Uncircumcised who believe, he's their father. Circumcised who believe he's their father. Circumcised who don't believe, well he's not necessarily their father, except in the flesh.
But he makes it very clear that the circumcised man the Jewish man who wants to claim Abraham as his father must be in addition to being circumcised not only who are circumcised but who also walk in the steps of faith. Circumcision isn't going to cut it. What does cut it is the faith.
Now it's interesting
that it says who walk in the faith the steps of faith. Faith has steps. In fact, faith is something obeyed.
Remember
we saw in chapter 1 Paul said he's got a mission to call all nations to the obedience of the faith. Faith is not just a mental set of ideas that you believe. It's something you walk in.
Abraham walked in faith. Abraham's story is sort of a prototype of the Christian disciple. He's called to put the call of God ahead of his family and his background and his tradition and to go to territory he's never walked in.
He experiences loss. He goes through the trials of loss of his father, loss eventually of his wife and his first son has to be sent out of the house. Though he doesn't want to lose him but that's just a separation he has to make.
He even has to sacrifice Isaac or almost. These are steps of faith that we see Abraham walking in and the Christian is walking by faith too. In such steps of faith.
For the promise
verse 13 that he would be the heir of the world was not to Abraham and to his seed through the law but through the righteousness of faith. Now the idea that Abraham would be the heir of the world was related to the promise God made to him before he was circumcised. So it's part of his relationship by faith with God and therefore the promise is not to be fulfilled on the basis of anyone keeping laws but on the basis of having that faith.
Now of course it might
seem strange to us to read the promise that he would be the heir of the world. We actually read nothing in the Old Testament of Abraham being the heir of the world. The promises that God made to Abraham were the land of the Canaanites.
I'm going to give that to you and to your seed forever. The land of the Hittites and the Perizzites and the Gergizites and the Jebusites and all these different tribes. I'm going to give you their land.
He even
mentioned borders. You know from the river Euphrates to the river of Egypt to the Great Sea and the river Jordan on the other side. I mean these boundaries are mentioned as the land that God is giving Abraham.

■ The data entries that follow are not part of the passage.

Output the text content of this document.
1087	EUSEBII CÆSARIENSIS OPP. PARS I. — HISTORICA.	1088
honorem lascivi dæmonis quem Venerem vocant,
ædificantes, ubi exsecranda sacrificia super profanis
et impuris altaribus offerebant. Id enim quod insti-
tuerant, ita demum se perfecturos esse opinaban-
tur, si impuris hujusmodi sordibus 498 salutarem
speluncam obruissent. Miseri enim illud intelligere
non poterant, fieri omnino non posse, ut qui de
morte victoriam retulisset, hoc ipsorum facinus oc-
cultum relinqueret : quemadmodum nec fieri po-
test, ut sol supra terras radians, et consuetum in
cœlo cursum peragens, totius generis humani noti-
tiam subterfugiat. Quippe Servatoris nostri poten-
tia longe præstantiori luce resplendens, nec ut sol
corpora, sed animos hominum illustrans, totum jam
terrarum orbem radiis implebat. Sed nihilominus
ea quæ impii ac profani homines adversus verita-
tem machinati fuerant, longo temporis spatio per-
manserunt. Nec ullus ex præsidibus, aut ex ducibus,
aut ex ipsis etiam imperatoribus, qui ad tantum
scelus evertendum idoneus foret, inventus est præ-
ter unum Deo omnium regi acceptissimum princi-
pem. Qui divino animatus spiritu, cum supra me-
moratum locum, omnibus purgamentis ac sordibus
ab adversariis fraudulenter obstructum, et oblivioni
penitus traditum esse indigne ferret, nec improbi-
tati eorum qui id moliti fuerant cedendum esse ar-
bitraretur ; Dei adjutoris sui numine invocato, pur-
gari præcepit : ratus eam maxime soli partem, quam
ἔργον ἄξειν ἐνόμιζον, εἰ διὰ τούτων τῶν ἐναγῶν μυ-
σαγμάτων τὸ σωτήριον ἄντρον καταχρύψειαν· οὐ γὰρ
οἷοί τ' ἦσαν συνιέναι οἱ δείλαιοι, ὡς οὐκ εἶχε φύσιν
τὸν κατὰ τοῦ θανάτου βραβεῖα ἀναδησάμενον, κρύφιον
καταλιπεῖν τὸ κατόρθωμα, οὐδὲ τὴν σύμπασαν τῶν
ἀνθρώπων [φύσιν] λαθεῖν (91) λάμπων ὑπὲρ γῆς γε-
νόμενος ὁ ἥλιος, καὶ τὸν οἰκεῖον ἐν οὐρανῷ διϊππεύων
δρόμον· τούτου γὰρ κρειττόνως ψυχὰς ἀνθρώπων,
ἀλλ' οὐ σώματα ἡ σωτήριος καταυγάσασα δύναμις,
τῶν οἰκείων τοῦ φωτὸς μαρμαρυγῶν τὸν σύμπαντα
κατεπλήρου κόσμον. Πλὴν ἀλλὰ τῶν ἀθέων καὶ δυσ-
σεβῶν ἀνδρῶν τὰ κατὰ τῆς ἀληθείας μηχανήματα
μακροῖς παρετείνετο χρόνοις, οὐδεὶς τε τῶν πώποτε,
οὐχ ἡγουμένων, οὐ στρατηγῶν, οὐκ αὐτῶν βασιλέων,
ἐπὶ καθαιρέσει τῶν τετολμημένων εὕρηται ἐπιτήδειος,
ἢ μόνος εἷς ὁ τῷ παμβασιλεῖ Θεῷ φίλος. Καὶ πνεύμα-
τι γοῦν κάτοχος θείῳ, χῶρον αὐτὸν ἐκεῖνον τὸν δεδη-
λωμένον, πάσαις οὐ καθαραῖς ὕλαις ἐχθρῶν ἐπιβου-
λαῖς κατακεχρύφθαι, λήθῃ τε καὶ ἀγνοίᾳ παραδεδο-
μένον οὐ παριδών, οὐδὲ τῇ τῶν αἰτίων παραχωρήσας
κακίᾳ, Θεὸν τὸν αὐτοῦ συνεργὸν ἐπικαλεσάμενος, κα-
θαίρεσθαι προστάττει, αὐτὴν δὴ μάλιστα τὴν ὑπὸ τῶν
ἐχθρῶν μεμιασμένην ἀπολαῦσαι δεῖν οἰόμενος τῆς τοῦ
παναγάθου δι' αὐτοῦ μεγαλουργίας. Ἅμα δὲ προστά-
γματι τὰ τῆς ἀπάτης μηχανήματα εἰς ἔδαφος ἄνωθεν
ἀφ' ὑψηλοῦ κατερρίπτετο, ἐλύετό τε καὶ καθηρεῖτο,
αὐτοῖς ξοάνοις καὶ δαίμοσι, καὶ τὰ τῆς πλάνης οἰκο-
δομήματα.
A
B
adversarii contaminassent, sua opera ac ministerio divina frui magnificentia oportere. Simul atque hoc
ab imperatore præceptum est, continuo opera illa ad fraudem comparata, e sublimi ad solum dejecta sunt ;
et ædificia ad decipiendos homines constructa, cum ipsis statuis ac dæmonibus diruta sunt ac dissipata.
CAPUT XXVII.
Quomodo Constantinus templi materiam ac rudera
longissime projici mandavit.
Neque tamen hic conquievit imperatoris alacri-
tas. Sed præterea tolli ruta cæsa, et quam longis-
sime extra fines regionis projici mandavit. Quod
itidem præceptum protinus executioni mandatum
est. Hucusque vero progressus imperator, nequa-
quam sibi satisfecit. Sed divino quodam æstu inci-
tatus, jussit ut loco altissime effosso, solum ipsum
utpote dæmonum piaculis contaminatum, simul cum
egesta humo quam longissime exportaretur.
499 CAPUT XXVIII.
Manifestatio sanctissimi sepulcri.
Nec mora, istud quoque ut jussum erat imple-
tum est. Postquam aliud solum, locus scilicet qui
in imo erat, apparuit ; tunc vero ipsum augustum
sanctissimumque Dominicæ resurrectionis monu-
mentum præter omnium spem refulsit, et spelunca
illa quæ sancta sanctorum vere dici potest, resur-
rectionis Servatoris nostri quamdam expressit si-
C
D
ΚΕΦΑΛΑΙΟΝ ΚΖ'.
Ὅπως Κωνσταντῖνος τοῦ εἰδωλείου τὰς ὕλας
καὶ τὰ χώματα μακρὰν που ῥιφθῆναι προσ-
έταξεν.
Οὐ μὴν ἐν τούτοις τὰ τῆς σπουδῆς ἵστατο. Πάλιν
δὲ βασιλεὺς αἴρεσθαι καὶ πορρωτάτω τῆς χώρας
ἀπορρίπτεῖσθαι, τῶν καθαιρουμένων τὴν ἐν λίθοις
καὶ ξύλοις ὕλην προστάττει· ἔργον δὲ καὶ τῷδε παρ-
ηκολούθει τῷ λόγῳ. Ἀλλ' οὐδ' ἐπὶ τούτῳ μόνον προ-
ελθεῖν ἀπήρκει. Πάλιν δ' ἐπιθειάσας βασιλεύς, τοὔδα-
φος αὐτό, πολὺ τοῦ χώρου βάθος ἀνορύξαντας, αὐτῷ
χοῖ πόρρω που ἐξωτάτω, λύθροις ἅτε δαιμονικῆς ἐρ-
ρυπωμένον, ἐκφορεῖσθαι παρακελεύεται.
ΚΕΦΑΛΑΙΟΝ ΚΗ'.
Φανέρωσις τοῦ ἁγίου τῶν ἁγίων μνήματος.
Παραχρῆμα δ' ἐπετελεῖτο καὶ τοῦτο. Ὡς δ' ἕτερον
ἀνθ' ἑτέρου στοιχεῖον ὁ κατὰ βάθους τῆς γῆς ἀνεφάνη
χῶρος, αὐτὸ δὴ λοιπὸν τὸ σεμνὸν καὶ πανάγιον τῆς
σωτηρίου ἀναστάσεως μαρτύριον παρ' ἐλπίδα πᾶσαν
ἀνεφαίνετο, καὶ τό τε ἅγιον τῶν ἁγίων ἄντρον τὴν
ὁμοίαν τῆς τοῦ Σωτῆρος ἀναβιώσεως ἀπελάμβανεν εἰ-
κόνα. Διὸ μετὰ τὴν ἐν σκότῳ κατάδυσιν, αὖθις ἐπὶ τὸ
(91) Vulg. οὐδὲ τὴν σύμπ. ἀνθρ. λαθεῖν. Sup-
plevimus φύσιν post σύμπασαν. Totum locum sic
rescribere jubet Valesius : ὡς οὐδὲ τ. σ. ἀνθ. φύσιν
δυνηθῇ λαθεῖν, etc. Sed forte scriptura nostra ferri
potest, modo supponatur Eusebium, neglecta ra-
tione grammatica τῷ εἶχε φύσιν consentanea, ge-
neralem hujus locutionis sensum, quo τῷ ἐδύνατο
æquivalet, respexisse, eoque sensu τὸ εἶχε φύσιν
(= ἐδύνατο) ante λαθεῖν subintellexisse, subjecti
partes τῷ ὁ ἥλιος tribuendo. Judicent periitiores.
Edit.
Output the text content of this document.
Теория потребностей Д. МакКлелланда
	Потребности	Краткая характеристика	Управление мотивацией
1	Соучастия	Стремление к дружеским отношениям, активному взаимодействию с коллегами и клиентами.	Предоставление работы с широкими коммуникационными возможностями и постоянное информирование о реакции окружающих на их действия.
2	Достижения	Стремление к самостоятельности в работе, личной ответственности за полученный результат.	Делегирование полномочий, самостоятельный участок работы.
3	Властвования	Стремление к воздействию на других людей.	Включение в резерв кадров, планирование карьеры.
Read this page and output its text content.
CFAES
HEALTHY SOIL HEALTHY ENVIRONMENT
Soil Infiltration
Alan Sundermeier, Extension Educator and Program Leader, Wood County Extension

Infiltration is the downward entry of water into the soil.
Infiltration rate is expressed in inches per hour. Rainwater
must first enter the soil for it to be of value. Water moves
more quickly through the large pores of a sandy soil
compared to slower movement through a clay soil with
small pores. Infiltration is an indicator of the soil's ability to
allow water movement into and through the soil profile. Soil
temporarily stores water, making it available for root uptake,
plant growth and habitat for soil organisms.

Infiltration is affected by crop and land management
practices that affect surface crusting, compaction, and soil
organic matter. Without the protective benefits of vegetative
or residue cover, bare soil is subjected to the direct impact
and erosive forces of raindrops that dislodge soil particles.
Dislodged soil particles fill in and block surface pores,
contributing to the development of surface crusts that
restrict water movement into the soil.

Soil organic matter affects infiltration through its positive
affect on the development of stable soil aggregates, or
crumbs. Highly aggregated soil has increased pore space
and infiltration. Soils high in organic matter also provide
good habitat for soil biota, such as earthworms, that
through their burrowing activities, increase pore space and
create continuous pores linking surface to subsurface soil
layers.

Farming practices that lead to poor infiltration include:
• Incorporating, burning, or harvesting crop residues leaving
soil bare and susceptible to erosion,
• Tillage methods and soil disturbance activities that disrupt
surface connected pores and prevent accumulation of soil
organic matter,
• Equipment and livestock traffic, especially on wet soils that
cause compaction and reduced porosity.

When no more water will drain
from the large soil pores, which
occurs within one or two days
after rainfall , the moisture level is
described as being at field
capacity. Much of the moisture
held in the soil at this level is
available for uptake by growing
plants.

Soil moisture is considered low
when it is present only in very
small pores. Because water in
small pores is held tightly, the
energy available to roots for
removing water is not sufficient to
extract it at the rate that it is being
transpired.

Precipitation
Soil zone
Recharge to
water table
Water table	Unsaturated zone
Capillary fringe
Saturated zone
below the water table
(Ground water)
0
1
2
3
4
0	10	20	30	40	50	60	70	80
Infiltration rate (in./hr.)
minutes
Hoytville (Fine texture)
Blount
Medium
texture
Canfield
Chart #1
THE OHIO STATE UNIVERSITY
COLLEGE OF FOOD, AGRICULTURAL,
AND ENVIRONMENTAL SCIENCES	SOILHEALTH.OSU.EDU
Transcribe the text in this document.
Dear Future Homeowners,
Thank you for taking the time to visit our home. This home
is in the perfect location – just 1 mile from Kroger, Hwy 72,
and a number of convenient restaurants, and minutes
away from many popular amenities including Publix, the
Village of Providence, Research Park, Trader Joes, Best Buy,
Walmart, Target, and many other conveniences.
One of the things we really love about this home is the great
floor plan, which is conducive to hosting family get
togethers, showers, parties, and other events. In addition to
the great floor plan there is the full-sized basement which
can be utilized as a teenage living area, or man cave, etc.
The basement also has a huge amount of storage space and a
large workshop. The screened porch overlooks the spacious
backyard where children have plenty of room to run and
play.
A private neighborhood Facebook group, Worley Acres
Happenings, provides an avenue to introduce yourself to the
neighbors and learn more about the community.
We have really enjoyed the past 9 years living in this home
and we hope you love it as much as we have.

He never says I'm giving you the whole
world. Not in so many words but Paul understands the promise to mean that. You see like so many things in the Old Testament, the promise of the land is a type and a shadow of a much greater promise.
Just as even circumcision was a type and a shadow of spiritual circumcision. The Temple of Solomon is a type and a shadow of the Temple of the Holy Spirit which is the church. There's so many things in the Old Testament that are types and shadows of spiritual things.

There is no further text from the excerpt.